Провожая меня по коридору, Гааз шел, низко опустив голову, словно дремал на ходу. Вдруг остановился под лампой и крепко сжал мне руку:

– Спасибо, голубчик! Я третьего дня получил письмо из Таганрога: там местный эшафот пришел в негодность, а понадобилось наказать двух арестантов. Призвали плотников, но никто не согласился чинить сие лобное место: «Станем мы поганить топоры об срамное дело». Как я хотел бы, чтоб слова сии дошли до генерал-губернатора, до графа Дмитрия Николаевича Блудова, – ведь он высказал соображения против присяжного суда, объяснив таким резоном, что в русском народе до того неразвиты понятия о праве, обязанностях и законе, что преступники у нас признаются несчастными. Я же почитаю сие не отсталостью развития, а глубоким нравственным достоинством. Вы русский, Арсений Ильич, и должны почитать сие звание за честь. В российском народе есть пред всеми другими качествами блистательная добродетель милосердия, готовность и привычка с радостью помогать в изобилии ближнему во всем, в чем он нуждается. Вот почему я верю, что Россия никогда не образуется до пределов европейских, чтобы палач, нажимающий рукой в белой перчатке пружину гильотины, был окружен почтением и сверх того печатал мемуары.

– В таком разе вы отрицаете закон?

– Голубчик Арсений Ильич, я нисколько не убежден, что один лишь закон способен стать залогом справедливости. Правительство не может приобресть в недрах своих мир, силу и славу, если все его действия и отношения не будут основаны на христианском благочестии. Не напрасно глас пророка Малахии окончен грозными словами: «Если не найдете в людях взаимных сердечных расположений, то поразится земля вконец». Простите меня, голубчик, мне надобно на Воробьёвы горы. Но мы сей разговор договорим.

Не договорили…

В прошлый год Александр Иванович Тургенев посетовал мне, отчего Гааз столько облегчения сделал арестантам, для многих добился пересмотра дел, освободил, выкупил у помещиков, а ему, Тургеневу, удается сделать мало или вовсе ничего? «Если б было в России еще десять Гаазов!»

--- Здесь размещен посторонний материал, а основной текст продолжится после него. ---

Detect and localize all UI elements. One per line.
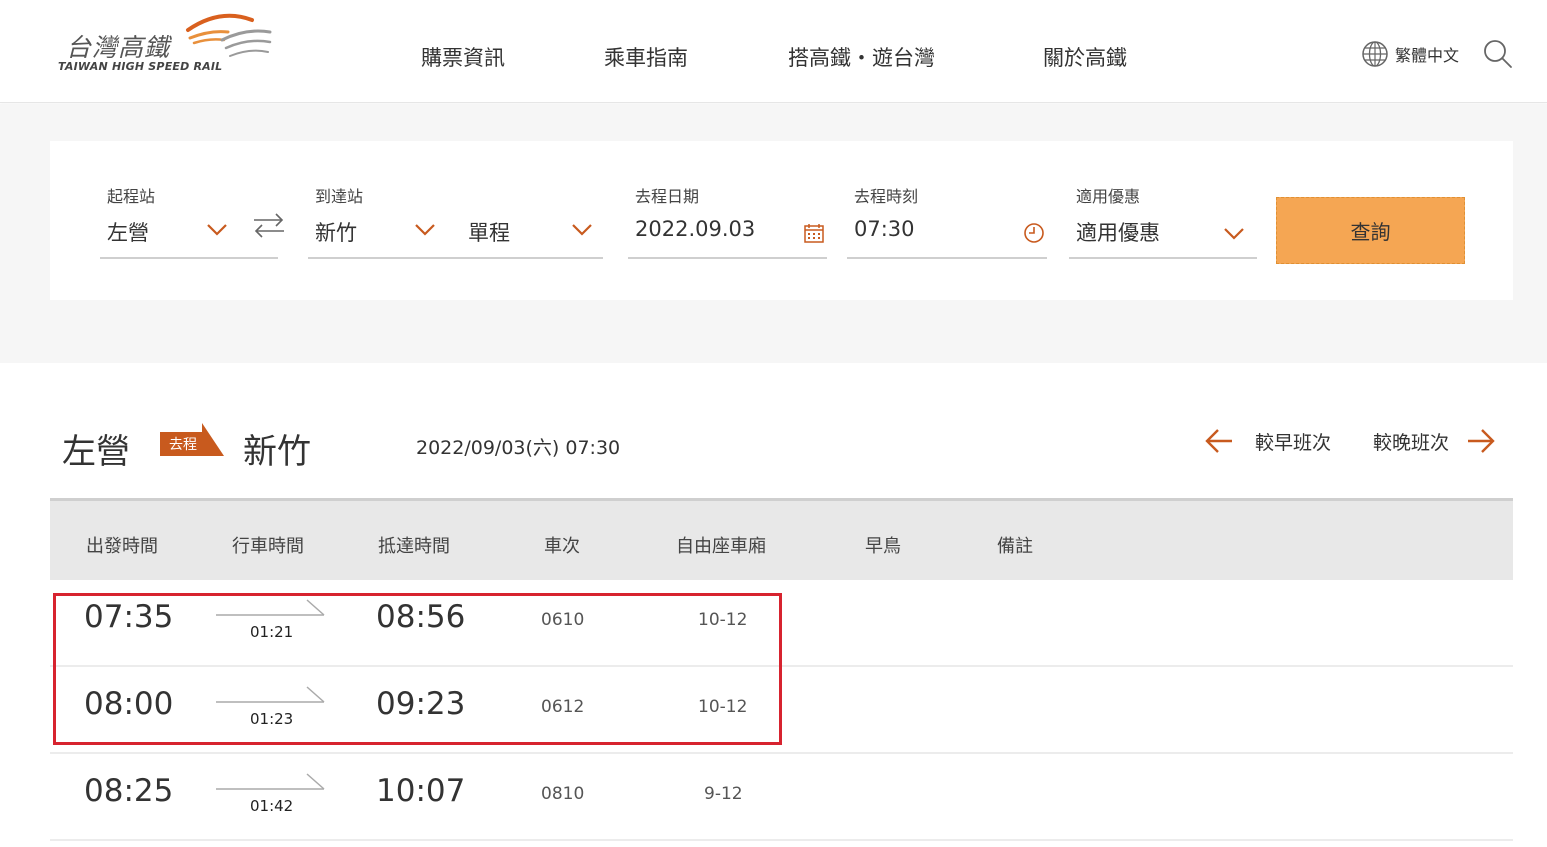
free-seating-cars: 10-12 — [698, 610, 748, 630]
arrow-right-icon — [1468, 429, 1495, 453]
travel-duration: 01:21 — [250, 623, 294, 641]
arrow-left-icon — [1205, 429, 1232, 453]
language-label: 繁體中文 — [1395, 46, 1460, 65]
col-train-no: 車次 — [544, 536, 580, 557]
to-station-value: 新竹 — [315, 221, 357, 245]
travel-duration: 01:42 — [250, 797, 294, 815]
nav-tour-taiwan[interactable]: 搭高鐵・遊台灣 — [788, 42, 935, 72]
departure-time: 08:00 — [84, 686, 174, 722]
clock-icon — [1024, 223, 1044, 243]
train-number: 0612 — [541, 697, 585, 717]
arrival-time: 09:23 — [376, 686, 466, 722]
from-station-label: 起程站 — [107, 187, 156, 206]
chevron-down-icon — [1224, 228, 1244, 240]
discount-label: 適用優惠 — [1076, 187, 1141, 206]
result-to-station: 新竹 — [243, 432, 311, 472]
train-row[interactable]: 07:35 01:21 08:56 0610 10-12 — [50, 581, 1513, 667]
earlier-trains-label: 較早班次 — [1255, 431, 1332, 454]
chevron-down-icon — [415, 224, 435, 236]
time-label: 去程時刻 — [854, 187, 919, 206]
site-header: 台灣高鐵 TAIWAN HIGH SPEED RAIL 購票資訊 乘車指南 搭高… — [0, 0, 1547, 103]
arrival-time: 10:07 — [376, 773, 466, 809]
date-label: 去程日期 — [635, 187, 700, 206]
to-station-label: 到達站 — [315, 187, 364, 206]
col-departure: 出發時間 — [86, 536, 158, 557]
logo-chinese-text: 台灣高鐵 — [66, 33, 171, 62]
later-trains-label: 較晚班次 — [1373, 431, 1450, 454]
train-number: 0810 — [541, 784, 585, 804]
earlier-trains-button[interactable]: 較早班次 — [1205, 426, 1331, 456]
calendar-icon — [804, 224, 824, 243]
result-datetime: 2022/09/03(六) 07:30 — [416, 437, 621, 459]
trip-type-value: 單程 — [468, 221, 510, 245]
search-icon[interactable] — [1483, 39, 1513, 69]
travel-duration: 01:23 — [250, 710, 294, 728]
free-seating-cars: 9-12 — [704, 784, 743, 804]
to-station-select[interactable]: 新竹 — [308, 209, 486, 259]
departure-time: 08:25 — [84, 773, 174, 809]
search-section: 起程站 左營 到達站 新竹 單程 去程日期 2022.09.03 去程時刻 07… — [0, 104, 1547, 363]
from-station-value: 左營 — [107, 221, 149, 245]
arrival-time: 08:56 — [376, 599, 466, 635]
chevron-down-icon — [207, 224, 227, 236]
date-picker[interactable]: 2022.09.03 — [628, 209, 827, 259]
logo-swoosh-icon — [186, 13, 272, 57]
timetable-header: 出發時間 行車時間 抵達時間 車次 自由座車廂 早鳥 備註 — [50, 498, 1513, 580]
result-from-station: 左營 — [62, 432, 130, 472]
duration-arrow-icon — [216, 599, 325, 616]
time-value: 07:30 — [854, 217, 915, 241]
free-seating-cars: 10-12 — [698, 697, 748, 717]
nav-about-thsr[interactable]: 關於高鐵 — [1043, 42, 1127, 72]
col-arrival: 抵達時間 — [378, 536, 450, 557]
chevron-down-icon — [572, 224, 592, 236]
col-notes: 備註 — [997, 536, 1033, 557]
search-form: 起程站 左營 到達站 新竹 單程 去程日期 2022.09.03 去程時刻 07… — [50, 141, 1513, 300]
nav-travel-guide[interactable]: 乘車指南 — [604, 42, 688, 72]
language-selector[interactable]: 繁體中文 — [1361, 40, 1459, 68]
nav-ticket-info[interactable]: 購票資訊 — [421, 42, 505, 72]
col-free-seating: 自由座車廂 — [676, 536, 766, 557]
trip-type-select[interactable]: 單程 — [461, 209, 603, 259]
query-button[interactable]: 查詢 — [1276, 197, 1465, 264]
duration-arrow-icon — [216, 686, 325, 703]
duration-arrow-icon — [216, 773, 325, 790]
globe-icon — [1362, 41, 1388, 67]
train-row[interactable]: 08:25 01:42 10:07 0810 9-12 — [50, 755, 1513, 841]
later-trains-button[interactable]: 較晚班次 — [1373, 426, 1495, 456]
departure-time: 07:35 — [84, 599, 174, 635]
col-early-bird: 早鳥 — [865, 536, 901, 557]
col-duration: 行車時間 — [232, 536, 304, 557]
trip-direction-label: 去程 — [169, 437, 197, 453]
train-row[interactable]: 08:00 01:23 09:23 0612 10-12 — [50, 668, 1513, 754]
thsr-logo[interactable]: 台灣高鐵 TAIWAN HIGH SPEED RAIL — [58, 10, 278, 80]
train-number: 0610 — [541, 610, 585, 630]
swap-stations-icon[interactable] — [252, 211, 286, 239]
date-value: 2022.09.03 — [635, 217, 756, 241]
time-picker[interactable]: 07:30 — [847, 209, 1047, 259]
discount-select[interactable]: 適用優惠 — [1069, 209, 1257, 259]
discount-value: 適用優惠 — [1076, 221, 1160, 245]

Да кто же мешает нам быть, как Фёдор Петрович? Почему, сами не став братьями несчастных, мы не только не пособляем сострадателям в непосильной их работе, но еще мешаем, насмехаемся, злобно оговариваем клеветой? Почему в одних сердцах так много любви, в других – так много злобы? Разве мы действительно сторожа своих братьев? А кто устережет самих-то сторожей?

13

Четыре солдата несли носилки. Лежавший на них был в шинели с красным воротником, панталонах и опойковых сапогах; все забрызгали кровь и желтая грязь, только загорелое лицо чисто, словно умыто дождем. Когда солдаты неловко задели акацию, тысячи капель сорвались с потревоженной листвы, раненый стиснул зубы. Шедшая рядом сестра милосердия поправила руку, упавшую с носилок; ее коричневое платье тоже было мокро и грязно, солдатские сапоги разъезжались на расквашенной желтой глине, на груди мокро блестел серый нагрудный знак с красным крестом, по белому полю слова: «Возлюбиши ближнего яко сам себя».

– Степан, ставь, что ли? – спросил солдат.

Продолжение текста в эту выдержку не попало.